Regarding the issue of believeability I stand somewhere between K1ngcat and Robb. I view stories about characters with supernormal abilities as fantasies. A fantasy author is "allowed" to base stories on one or more impossible concepts without explaining them. For example you can introduce a fire-breathing dragon without inventing an explanation for how a dragon can breathe fire. In my opinion a successful fantasy spells out the nature of the magical elements and the rules by which they operate. Over the course of the story magical events should remain consistent with these rules. Everything else operates according to real-world logic.
If I were writing Dr Hypno my magical base would be "the doctor has the ability to transfer his consciousness into an animal and take control of its body." Then I'd make a list of questions to work out the attributes and limitations of this ability.
Does Hypno's mind replace the animal's consciousness, suppress it, or work alongside it? Some aspects of the animal's mind must carry through or else when he entered a dog Hypno wouldn't know how to bark or how to wag his tail. Is the animal aware that it's being controlled? Does Hypno have to struggle with the host's natural traits--aggressiveness, fear of water, etc.--which may assert themselves? Can Hypno inhabit only larger, warm-blooded animals, or can he take over reptiles, fish, insects? Worms? What is going on with Hypno's body when he's in an animal (personally I favor a vegetative state)? If his host is killed does Hypno's mind revert to his body or does his consciousness die along with the animal's? Does the animal remember that it was controlled by Hypno? If so, does it resent the intrusion? Is there a range for mind transference? If Hypno's body is on the other side of the world does his mind still return when the hypnotic effect wears off? Does the effect have a specific duration? Does this duration depend on the nature of the animal? Is it harder to maintain control over a more intelligent animal like a dolphin than it is over a flea?

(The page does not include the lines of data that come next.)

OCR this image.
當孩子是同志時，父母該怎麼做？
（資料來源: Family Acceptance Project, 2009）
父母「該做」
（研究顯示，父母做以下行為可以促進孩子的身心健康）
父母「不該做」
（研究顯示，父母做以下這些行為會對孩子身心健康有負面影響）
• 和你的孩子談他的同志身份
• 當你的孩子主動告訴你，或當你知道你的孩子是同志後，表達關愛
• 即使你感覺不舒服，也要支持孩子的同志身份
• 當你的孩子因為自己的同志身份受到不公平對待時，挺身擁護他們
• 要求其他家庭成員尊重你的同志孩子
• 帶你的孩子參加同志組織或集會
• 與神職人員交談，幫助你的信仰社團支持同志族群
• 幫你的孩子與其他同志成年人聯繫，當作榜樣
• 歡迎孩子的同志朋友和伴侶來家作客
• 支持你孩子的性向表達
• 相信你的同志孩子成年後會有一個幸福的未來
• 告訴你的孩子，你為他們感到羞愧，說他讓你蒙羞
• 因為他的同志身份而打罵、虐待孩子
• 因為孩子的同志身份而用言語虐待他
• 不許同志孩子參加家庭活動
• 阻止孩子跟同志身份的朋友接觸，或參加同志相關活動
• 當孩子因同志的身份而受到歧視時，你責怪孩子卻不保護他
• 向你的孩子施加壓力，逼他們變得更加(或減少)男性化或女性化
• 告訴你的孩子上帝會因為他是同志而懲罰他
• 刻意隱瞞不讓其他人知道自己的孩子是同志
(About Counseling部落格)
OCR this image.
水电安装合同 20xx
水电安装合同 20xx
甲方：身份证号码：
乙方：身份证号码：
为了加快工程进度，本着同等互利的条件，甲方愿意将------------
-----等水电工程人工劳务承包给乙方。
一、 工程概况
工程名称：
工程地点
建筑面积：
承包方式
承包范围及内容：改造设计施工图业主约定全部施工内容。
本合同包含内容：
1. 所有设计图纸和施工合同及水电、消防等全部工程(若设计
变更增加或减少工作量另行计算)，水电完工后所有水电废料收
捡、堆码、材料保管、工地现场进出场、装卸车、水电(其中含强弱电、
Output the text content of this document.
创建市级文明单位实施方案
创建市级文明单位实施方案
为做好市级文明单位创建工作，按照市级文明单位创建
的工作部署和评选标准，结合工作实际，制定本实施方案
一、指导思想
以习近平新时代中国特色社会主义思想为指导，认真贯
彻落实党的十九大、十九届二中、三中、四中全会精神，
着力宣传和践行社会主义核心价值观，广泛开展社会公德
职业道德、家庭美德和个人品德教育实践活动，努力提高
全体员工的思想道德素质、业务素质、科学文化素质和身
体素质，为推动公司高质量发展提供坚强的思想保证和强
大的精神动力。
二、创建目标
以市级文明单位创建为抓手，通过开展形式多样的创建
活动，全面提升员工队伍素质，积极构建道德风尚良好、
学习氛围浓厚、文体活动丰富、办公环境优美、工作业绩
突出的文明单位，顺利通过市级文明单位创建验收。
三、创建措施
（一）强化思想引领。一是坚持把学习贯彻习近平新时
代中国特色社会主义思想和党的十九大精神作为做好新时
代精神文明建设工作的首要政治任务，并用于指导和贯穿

You get the idea. Once I'd answered these questions I'd have guidelines to determine whether a future story would work. For instance I've decided that Hypno's mental control can not change the physiology of the host animal. He cannot make a cat's tail hold a pencil. He cannot make an elephant talk. Conceivably the good doctor could use a hypnotic trick to make someone think an animal is talking. But that's the same thing--inventing a new superpower in mid-story. I don't feel that's fair to the reader. Besides, Dr Hypno as originally conceived offers plenty of story possibilities.
Having said all this I acknowledge that this is all hindsight by an old coot writing 80+ years after the fact. I'm not a twenty-something cartoonist puzzling out how to do these newfangled comic book thingies. Who knows what Frank Thomas thought of the character, or of his job, or of Art in general? I'm basically playing mind games for fun.